Andy Key is looking forward to the challenge of re-establishing Rotherham Titans in the Championship.
Keys was announced as the new head coach at Clifton Lane at the end of last season following Justin Burnell’s departure.
The 2016/17 campaign saw the club finish bottom of English rugby union’s second tier. Had London Welsh not been liquidated, the Titans would have been relegated.
Last season’s fortunes were perhaps epitomised by events on the final day of the campaign when the team suffered their heaviest ever defeat, 82-3 at London Irish.

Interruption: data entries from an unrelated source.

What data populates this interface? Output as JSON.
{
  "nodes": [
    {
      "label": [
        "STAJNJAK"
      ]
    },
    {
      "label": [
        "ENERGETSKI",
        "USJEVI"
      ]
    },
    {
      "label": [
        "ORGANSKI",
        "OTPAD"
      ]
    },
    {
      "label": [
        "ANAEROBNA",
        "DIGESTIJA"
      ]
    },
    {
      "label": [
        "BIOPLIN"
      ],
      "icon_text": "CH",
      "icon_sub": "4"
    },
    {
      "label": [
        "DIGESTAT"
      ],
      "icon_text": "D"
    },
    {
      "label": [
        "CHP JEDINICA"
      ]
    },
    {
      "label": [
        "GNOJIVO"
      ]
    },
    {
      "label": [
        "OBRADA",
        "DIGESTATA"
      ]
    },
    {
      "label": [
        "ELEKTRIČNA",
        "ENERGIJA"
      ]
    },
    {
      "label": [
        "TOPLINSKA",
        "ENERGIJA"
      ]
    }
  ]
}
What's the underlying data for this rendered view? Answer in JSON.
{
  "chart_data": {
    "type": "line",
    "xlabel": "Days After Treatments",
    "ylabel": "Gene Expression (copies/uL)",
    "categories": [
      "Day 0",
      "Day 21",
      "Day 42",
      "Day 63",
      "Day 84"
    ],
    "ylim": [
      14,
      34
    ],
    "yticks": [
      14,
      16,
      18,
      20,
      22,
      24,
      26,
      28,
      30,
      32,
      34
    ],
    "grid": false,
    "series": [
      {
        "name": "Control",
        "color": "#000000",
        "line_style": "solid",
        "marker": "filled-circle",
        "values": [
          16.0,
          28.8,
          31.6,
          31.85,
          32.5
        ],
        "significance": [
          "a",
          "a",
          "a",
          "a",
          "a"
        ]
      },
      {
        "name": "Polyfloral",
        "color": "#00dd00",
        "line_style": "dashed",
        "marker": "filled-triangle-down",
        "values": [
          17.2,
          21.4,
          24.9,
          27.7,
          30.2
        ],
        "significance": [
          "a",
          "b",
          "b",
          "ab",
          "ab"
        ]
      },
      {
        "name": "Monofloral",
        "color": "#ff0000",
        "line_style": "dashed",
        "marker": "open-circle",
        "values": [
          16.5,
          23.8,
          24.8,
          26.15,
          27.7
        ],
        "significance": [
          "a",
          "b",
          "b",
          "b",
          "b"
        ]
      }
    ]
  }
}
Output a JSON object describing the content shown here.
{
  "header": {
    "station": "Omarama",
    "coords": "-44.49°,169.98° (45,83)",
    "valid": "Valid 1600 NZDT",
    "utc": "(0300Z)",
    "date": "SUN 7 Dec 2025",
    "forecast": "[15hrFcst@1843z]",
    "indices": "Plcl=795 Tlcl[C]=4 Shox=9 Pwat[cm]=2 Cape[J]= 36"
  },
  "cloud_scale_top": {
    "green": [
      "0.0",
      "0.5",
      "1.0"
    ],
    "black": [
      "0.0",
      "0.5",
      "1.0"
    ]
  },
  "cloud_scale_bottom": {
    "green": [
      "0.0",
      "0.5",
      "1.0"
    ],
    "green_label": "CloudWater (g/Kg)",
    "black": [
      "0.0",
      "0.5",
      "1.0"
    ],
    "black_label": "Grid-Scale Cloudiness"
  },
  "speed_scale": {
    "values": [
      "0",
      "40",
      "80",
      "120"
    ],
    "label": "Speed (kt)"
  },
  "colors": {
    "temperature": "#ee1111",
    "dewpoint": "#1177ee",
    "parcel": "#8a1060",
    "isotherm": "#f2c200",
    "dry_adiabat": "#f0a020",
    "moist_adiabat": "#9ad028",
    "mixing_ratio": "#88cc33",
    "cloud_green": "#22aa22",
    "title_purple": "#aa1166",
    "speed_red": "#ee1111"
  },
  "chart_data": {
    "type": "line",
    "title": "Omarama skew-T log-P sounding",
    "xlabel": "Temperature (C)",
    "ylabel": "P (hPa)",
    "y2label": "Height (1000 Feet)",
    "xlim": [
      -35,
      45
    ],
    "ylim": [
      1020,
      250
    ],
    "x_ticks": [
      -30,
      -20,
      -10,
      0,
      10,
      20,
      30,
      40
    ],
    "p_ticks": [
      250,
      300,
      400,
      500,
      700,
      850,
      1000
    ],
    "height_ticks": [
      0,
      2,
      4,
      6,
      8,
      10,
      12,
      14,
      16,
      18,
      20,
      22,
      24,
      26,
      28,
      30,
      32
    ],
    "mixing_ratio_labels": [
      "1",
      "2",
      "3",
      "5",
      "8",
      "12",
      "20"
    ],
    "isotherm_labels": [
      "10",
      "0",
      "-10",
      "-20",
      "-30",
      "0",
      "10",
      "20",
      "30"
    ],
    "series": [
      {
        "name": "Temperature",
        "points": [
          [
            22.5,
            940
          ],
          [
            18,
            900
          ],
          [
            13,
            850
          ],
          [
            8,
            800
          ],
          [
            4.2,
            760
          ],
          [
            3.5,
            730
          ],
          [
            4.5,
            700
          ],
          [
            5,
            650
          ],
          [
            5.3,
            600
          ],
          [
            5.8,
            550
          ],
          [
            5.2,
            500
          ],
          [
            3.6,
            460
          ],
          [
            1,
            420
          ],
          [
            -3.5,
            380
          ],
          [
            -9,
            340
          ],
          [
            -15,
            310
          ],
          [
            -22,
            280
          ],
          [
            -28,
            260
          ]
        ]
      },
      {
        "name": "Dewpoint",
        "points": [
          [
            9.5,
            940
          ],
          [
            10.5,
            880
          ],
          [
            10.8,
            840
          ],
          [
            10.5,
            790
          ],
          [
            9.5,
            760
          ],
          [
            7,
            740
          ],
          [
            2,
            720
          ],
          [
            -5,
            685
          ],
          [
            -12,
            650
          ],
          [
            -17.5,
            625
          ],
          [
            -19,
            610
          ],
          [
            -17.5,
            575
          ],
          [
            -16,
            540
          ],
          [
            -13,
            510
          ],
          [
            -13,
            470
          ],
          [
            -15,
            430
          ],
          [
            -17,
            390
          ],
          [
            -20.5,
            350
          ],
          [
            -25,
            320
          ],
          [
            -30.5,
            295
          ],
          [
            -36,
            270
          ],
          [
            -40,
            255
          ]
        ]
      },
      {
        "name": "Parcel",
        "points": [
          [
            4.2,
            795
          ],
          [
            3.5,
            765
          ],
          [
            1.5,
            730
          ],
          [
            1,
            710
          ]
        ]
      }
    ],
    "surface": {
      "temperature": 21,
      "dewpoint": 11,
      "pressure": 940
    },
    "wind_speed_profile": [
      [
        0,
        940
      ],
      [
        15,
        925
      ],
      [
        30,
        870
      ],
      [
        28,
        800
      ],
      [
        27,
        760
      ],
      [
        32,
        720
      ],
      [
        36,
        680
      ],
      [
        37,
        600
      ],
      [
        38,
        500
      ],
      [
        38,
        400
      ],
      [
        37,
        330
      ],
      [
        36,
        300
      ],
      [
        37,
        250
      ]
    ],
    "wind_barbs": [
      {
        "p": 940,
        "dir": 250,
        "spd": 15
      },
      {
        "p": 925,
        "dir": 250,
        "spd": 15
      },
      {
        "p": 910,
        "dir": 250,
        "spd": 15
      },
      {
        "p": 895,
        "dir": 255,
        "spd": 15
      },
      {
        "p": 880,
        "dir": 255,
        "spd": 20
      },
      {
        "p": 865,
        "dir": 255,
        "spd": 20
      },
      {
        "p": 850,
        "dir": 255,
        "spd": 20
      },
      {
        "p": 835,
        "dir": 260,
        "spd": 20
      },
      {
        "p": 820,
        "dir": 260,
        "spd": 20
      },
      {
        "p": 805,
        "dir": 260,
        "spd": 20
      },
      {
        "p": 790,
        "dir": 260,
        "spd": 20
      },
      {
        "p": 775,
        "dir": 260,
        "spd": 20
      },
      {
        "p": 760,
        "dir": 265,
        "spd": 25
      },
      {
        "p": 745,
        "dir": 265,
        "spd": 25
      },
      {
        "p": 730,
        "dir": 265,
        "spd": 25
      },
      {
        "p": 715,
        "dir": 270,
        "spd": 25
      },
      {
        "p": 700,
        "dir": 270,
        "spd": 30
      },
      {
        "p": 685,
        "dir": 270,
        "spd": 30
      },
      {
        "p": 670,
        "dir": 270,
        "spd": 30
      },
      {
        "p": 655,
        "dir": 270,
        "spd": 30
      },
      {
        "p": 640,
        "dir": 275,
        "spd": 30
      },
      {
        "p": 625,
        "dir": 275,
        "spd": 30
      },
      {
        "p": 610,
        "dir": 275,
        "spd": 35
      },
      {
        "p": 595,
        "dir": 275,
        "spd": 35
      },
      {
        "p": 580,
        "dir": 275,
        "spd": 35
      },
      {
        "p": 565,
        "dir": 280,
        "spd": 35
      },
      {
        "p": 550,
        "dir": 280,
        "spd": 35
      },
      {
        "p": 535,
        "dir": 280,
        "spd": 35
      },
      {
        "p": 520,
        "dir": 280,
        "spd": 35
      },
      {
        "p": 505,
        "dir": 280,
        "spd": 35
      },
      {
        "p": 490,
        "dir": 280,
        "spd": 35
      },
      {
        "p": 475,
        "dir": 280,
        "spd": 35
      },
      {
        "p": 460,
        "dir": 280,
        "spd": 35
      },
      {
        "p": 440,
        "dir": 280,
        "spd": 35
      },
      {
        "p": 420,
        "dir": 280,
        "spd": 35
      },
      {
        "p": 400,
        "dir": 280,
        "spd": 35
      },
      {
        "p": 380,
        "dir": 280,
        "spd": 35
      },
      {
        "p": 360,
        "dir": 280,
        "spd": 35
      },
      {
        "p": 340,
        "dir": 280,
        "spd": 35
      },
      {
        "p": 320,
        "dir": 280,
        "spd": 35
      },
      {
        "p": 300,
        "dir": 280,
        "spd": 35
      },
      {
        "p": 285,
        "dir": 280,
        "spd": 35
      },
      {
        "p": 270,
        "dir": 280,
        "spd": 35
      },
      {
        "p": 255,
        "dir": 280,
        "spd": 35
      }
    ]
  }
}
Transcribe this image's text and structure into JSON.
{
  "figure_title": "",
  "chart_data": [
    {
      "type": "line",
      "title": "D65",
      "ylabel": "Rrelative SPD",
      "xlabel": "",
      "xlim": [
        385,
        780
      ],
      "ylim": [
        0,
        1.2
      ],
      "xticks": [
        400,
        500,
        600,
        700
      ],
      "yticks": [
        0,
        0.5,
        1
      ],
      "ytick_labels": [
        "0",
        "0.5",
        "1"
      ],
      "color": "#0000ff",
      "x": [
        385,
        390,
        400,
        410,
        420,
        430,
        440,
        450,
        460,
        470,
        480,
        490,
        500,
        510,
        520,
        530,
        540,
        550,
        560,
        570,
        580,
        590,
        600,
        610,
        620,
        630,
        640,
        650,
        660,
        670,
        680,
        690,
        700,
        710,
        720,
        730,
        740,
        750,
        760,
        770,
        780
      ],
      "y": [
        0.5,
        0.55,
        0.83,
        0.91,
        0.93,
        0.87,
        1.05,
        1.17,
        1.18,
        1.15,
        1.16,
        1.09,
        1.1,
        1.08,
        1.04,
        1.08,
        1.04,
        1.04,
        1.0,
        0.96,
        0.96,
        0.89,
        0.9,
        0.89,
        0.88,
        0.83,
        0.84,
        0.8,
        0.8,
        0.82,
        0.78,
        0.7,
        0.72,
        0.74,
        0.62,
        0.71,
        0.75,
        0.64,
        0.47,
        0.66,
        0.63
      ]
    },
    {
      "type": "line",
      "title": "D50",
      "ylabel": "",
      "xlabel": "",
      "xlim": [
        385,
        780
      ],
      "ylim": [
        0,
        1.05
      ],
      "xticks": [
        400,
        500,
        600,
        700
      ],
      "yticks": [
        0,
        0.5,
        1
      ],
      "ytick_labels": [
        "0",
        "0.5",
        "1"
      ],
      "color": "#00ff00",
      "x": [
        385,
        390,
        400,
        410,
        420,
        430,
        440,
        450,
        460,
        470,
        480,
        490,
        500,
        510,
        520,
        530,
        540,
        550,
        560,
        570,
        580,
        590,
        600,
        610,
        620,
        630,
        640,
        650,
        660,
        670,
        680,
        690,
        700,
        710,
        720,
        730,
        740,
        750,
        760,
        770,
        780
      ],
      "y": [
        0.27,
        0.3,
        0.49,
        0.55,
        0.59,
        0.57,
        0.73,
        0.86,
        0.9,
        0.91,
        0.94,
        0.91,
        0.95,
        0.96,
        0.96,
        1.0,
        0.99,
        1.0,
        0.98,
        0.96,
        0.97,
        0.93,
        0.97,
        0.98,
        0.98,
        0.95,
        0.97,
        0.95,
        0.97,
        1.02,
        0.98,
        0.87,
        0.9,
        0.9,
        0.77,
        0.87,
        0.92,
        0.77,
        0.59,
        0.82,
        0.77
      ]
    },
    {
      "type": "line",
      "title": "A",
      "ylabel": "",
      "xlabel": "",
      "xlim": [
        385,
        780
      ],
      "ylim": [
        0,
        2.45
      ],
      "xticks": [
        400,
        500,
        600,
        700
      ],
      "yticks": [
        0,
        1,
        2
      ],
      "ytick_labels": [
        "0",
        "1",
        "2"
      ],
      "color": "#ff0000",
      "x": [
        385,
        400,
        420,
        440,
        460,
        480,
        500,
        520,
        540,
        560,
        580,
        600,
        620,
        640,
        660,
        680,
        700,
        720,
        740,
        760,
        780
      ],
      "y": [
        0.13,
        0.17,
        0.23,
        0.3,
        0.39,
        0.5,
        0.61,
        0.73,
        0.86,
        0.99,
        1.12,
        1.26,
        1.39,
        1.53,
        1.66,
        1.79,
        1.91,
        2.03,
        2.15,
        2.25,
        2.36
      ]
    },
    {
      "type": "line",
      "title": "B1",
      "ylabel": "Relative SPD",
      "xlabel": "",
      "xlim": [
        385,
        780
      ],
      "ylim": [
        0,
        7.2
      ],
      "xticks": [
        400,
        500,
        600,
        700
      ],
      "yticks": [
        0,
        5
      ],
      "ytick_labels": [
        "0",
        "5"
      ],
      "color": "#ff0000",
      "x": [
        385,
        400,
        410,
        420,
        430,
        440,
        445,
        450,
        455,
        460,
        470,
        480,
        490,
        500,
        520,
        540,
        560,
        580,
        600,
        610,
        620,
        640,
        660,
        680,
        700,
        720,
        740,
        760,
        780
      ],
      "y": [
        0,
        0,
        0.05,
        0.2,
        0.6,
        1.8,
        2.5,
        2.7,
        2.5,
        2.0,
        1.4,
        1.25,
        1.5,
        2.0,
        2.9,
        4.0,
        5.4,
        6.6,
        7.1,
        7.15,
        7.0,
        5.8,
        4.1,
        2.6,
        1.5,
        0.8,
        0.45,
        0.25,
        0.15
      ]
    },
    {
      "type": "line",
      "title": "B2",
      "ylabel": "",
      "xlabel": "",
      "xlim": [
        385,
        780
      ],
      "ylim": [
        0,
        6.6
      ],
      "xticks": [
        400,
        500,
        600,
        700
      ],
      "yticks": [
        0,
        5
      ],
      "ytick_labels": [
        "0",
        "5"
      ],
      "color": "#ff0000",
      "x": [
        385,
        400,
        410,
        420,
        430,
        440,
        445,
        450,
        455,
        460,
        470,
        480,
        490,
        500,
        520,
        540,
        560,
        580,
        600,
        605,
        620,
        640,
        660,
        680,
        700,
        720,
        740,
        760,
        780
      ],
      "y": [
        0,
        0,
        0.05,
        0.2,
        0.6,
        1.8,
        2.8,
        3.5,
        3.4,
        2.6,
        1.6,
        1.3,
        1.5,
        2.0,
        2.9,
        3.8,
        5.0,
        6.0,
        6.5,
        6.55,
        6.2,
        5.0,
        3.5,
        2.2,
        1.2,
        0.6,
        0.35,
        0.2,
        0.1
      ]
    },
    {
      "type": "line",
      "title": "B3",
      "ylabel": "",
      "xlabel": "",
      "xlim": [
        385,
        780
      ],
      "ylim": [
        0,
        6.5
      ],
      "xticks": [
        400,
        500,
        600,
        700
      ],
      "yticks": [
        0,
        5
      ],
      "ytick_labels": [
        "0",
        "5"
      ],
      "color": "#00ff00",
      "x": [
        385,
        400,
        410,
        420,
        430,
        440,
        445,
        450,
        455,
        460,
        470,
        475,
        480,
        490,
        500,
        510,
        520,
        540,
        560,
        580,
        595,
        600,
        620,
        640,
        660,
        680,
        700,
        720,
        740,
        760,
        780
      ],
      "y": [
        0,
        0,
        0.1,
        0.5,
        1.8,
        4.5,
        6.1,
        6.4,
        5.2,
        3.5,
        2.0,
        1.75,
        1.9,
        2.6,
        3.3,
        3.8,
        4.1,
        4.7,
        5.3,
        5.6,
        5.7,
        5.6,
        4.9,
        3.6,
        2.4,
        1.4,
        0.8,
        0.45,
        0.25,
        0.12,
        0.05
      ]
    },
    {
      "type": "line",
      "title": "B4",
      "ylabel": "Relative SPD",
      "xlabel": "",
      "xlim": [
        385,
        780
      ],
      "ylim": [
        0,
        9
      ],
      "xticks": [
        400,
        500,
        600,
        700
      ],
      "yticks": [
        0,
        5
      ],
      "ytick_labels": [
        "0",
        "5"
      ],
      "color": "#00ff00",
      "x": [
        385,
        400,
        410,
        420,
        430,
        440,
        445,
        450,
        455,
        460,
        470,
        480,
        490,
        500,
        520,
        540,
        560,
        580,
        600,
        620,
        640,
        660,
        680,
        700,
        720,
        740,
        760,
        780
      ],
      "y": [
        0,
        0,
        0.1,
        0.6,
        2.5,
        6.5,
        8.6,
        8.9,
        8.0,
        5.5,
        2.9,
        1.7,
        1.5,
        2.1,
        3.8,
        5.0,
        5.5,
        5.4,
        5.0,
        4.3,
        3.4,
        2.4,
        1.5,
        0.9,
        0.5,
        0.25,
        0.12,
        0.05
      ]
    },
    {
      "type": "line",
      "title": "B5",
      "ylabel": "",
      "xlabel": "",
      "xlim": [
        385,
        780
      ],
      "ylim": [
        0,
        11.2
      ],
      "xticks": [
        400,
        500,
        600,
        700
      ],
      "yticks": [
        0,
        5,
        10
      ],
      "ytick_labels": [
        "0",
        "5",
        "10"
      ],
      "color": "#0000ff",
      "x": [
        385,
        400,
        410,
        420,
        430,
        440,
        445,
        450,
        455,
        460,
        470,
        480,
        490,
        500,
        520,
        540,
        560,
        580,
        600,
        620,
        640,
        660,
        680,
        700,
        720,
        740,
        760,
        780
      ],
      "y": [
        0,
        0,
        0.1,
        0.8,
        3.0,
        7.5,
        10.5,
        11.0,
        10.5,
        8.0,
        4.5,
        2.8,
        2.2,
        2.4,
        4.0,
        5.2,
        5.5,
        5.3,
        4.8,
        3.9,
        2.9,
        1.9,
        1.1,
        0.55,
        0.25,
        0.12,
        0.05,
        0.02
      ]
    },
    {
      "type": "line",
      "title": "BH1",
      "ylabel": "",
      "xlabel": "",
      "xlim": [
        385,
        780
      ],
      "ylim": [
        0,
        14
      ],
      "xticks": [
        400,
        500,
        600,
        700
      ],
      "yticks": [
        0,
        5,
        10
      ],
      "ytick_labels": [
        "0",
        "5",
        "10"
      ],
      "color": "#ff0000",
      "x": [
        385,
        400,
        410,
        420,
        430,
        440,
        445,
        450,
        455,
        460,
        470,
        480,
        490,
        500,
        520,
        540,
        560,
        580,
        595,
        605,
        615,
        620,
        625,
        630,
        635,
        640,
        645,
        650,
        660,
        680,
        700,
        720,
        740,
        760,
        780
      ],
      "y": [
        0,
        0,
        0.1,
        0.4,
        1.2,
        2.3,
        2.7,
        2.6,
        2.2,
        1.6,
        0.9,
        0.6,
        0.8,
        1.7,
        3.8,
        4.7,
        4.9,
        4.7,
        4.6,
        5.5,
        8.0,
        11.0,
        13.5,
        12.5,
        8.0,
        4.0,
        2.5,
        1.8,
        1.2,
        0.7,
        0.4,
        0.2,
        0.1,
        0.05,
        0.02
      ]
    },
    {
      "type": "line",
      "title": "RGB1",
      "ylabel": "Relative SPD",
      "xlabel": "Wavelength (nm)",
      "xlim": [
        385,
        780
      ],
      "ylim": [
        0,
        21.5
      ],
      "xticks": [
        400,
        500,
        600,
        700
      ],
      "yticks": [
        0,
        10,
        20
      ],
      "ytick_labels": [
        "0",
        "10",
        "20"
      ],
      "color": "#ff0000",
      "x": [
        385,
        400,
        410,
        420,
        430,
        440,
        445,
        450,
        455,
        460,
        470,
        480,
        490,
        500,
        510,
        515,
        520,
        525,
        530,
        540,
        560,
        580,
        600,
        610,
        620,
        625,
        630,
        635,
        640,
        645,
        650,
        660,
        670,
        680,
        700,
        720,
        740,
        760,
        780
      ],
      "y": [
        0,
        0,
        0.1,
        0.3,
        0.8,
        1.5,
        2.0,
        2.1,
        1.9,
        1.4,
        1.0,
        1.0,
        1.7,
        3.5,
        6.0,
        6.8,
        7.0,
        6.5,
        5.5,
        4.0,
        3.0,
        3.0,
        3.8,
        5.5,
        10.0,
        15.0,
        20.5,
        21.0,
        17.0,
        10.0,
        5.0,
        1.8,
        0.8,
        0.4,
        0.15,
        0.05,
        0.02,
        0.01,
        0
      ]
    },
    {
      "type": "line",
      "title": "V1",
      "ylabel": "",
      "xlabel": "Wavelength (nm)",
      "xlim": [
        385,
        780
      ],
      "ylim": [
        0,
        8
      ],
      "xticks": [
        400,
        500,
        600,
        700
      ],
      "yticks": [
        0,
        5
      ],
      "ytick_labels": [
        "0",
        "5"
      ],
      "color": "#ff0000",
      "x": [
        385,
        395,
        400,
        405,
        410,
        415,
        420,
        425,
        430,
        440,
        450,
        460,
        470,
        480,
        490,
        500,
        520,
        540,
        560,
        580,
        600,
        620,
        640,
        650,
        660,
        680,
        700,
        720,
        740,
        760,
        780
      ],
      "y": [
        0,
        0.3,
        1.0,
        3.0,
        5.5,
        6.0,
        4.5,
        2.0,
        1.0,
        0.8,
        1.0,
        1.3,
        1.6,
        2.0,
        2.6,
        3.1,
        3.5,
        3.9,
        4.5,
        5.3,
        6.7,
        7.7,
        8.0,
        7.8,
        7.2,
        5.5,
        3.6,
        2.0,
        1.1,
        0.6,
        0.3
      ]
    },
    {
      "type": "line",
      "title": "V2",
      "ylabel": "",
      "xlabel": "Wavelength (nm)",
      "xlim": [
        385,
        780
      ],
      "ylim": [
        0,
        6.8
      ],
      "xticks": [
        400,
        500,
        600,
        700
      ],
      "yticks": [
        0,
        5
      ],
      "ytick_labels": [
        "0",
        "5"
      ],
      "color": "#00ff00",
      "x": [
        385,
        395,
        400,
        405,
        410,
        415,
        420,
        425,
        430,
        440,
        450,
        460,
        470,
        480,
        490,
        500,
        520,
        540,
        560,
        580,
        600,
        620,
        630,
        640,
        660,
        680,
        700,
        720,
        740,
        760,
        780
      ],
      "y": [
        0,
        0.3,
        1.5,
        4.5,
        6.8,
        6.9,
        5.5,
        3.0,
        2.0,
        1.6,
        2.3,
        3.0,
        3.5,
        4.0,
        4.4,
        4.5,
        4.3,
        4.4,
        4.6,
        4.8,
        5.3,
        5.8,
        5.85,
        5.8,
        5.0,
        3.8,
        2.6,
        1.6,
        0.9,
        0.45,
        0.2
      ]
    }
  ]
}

However, following a mass squad overhaul, which has involved 18 new arrivals to date, Key is confident better times are ahead. He said: “We know we’ve got a big challenge and I think we’re well on the road in that sense. We’ve got a lot more work to put into place yet, but we’re excited about the new season.
“We’ve got a blank canvas and a great opportunity now to re-establish ourselves.”
The new look side returned to pre-season at the beginning of June. Key, 58, who was named the 2009/10 Premiership Director of Rugby of the season for his work at Leeds Carnegie, praised the initial efforts of his team.
“I can’t applaud them higher really. They really are working exceptionally hard. We’ve had four weeks and the excitement is such that you want the season to be round the corner.”
Having helped guide Leeds Carnegie to the Premiership in 2009, Key knows what makes a successful side.
“It’s about our preparation really, we need to get that right. We need to make sure we’re very clear about how we need to play,” he said. “With a virtually new squad, we can bring a lot of new things into play because they’ve got no perceived thoughts about what they did last year. We can work with a very clean piece of paper, which we will be doing.”
Titans will have one of the division’s smallest budgets as they look to improve performances of the last two seasons.
But Key feels a big budget isn’t the only recipe for success, however crucial it may often be.
“When we went up with Leeds we probably had one of the biggest in the Championship but the minute you went into the Premiership we then had the smallest,” he said.
Alongside Neil Black, Key comfortably guided Leeds Carnegie to safety in their first season back in the top flight in 2009/10.
“At the same token, it’s consistency. It’s a very clear focus, not getting rattled when things don’t go right for you and having a very clear plan about what the team needs to look like,not just one week to the other but sometimes two or three months in advance.”
The Leicestershire born coach, who also has experience with Leicester Lions and Cambridge University, is unfazed by what some may perceive as a mammoth task ahead, however.
“I don’t know if I think about those sort of things to be honest. It’s about getting your own structure right,” he said.
“This season, as we start off on the first game, everybody has got zero, zero, zero on their sheet.
“We’d like to think with a new squad as it is that our objectives would be very much about aiming to finish mid-table - I would think sensibly - because of the good sides and more established sides that are still in the division.”